Lo studio internazionale Settanta7, come parte del raggruppamento guidato da UNS (UNStudio), è tra i vincitori del concorso internazionale per l’architettura, il design e l’identità visiva della nuova Linea 2 della metropolitana di Torino. Il progetto, premiato da una giuria presieduta dall’architetto Dominique Perrault per la sua eleganza e coerenza, si propone di trasformare l’infrastruttura in un vero e proprio spazio pubblico capace di mettere in dialogo la storia sabauda con il suo futuro.

Il concept architettonico nasce da una riflessione sull’anima di Torino, caratterizzata dal contrasto raffinato tra il rigore geometrico delle facciate esterne e la ricchezza decorativa degli interni. Le stazioni sono concepite come un sistema unitario basato sulla reinterpretazione contemporanea dei portici torinesi, dove le pensiline evolvono dall’archetipo dell’arco verso forme moderne di “portale”.

Tra i punti di forza della proposta spiccano tre stazioni chiave: Mole-Giardini, concepita come un landmark trasparente e leggero che integra la mobilità dell’ultimo miglio; San Giovanni Bosco, una stazione completamente fuori terra che funge da padiglione permeabile immerso nel paesaggio; e Carlo Alberto, la “porta d’ingresso” al Distretto dei Musei.
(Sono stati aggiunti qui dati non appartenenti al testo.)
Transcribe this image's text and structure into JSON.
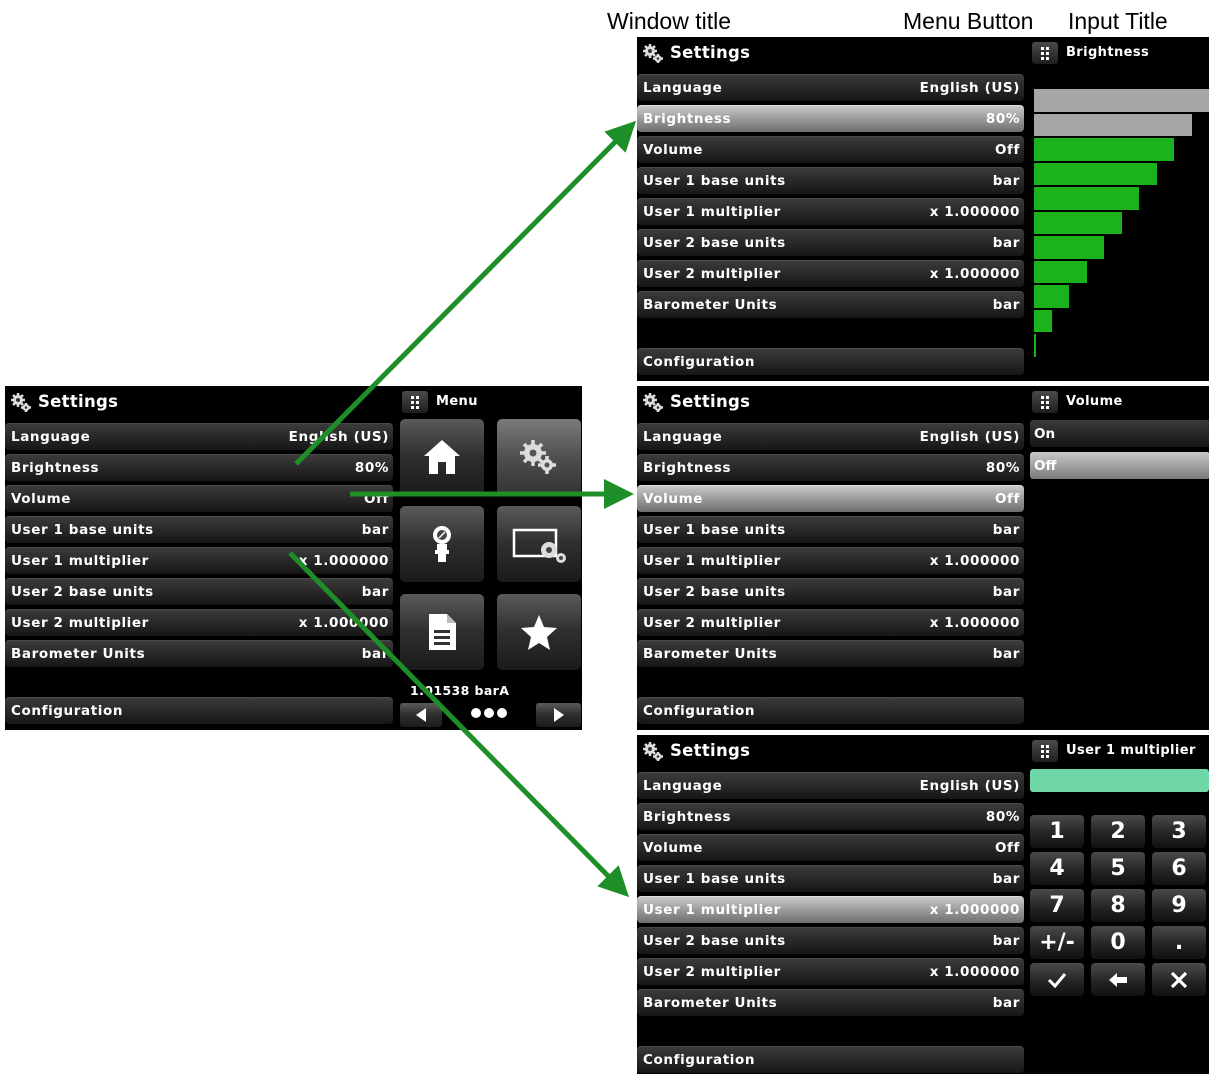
{
  "annotations": {
    "window_title": "Window title",
    "menu_button": "Menu Button",
    "input_title": "Input Title"
  },
  "settings": {
    "title": "Settings",
    "rows": [
      {
        "label": "Language",
        "value": "English (US)"
      },
      {
        "label": "Brightness",
        "value": "80%"
      },
      {
        "label": "Volume",
        "value": "Off"
      },
      {
        "label": "User 1 base units",
        "value": "bar"
      },
      {
        "label": "User 1 multiplier",
        "value": "x 1.000000"
      },
      {
        "label": "User 2 base units",
        "value": "bar"
      },
      {
        "label": "User 2 multiplier",
        "value": "x 1.000000"
      },
      {
        "label": "Barometer Units",
        "value": "bar"
      }
    ],
    "configuration": "Configuration"
  },
  "menu_panel": {
    "title": "Menu",
    "readout": "1.01538 barA",
    "tiles": [
      "home-icon",
      "settings-icon",
      "sensor-icon",
      "display-settings-icon",
      "document-icon",
      "favorites-icon"
    ]
  },
  "brightness_panel": {
    "title": "Brightness",
    "level": 0.8,
    "steps": 11,
    "active_color": "#1bb31b",
    "inactive_color": "#a6a6a6"
  },
  "volume_panel": {
    "title": "Volume",
    "options": [
      "On",
      "Off"
    ],
    "selected": "Off"
  },
  "keypad_panel": {
    "title": "User 1 multiplier",
    "input_color": "#6fd6a8",
    "keys": [
      "1",
      "2",
      "3",
      "4",
      "5",
      "6",
      "7",
      "8",
      "9",
      "+/-",
      "0",
      "."
    ],
    "actions": [
      "check-icon",
      "backspace-icon",
      "cancel-icon"
    ]
  },
  "arrow_color": "#1e8f28"
}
Quest’ultima ospiterà il “Teatro delle Residenze”, uno spazio culturale flessibile, e sarà collegata direttamente ai sotterranei monumentali di Palazzo Carignano, seguendo il fortunato modello delle “stazioni d’arte” già presente in altre capitali europee.

L’identità della linea è ulteriormente rafforzata da un sistema di branding e wayfinding integrato, studiato per rendere l’orientamento intuitivo e immediato.

Sul fronte della sostenibilità, la scelta dei materiali è stata rigorosa: alluminio, ceramica, terrazzo e pietre locali (come porfido e Luserna) garantiscono durabilità, facilità di manutenzione e circolarità, oltre che ottime prestazioni acustiche.

Come affermato da Daniele Rangone, CVO e co-founder di Settanta7, questo intervento rappresenta un’occasione unica per contribuire alla trasformazione della città con un’architettura identitaria che incida positivamente sulla vita quotidiana dei cittadini.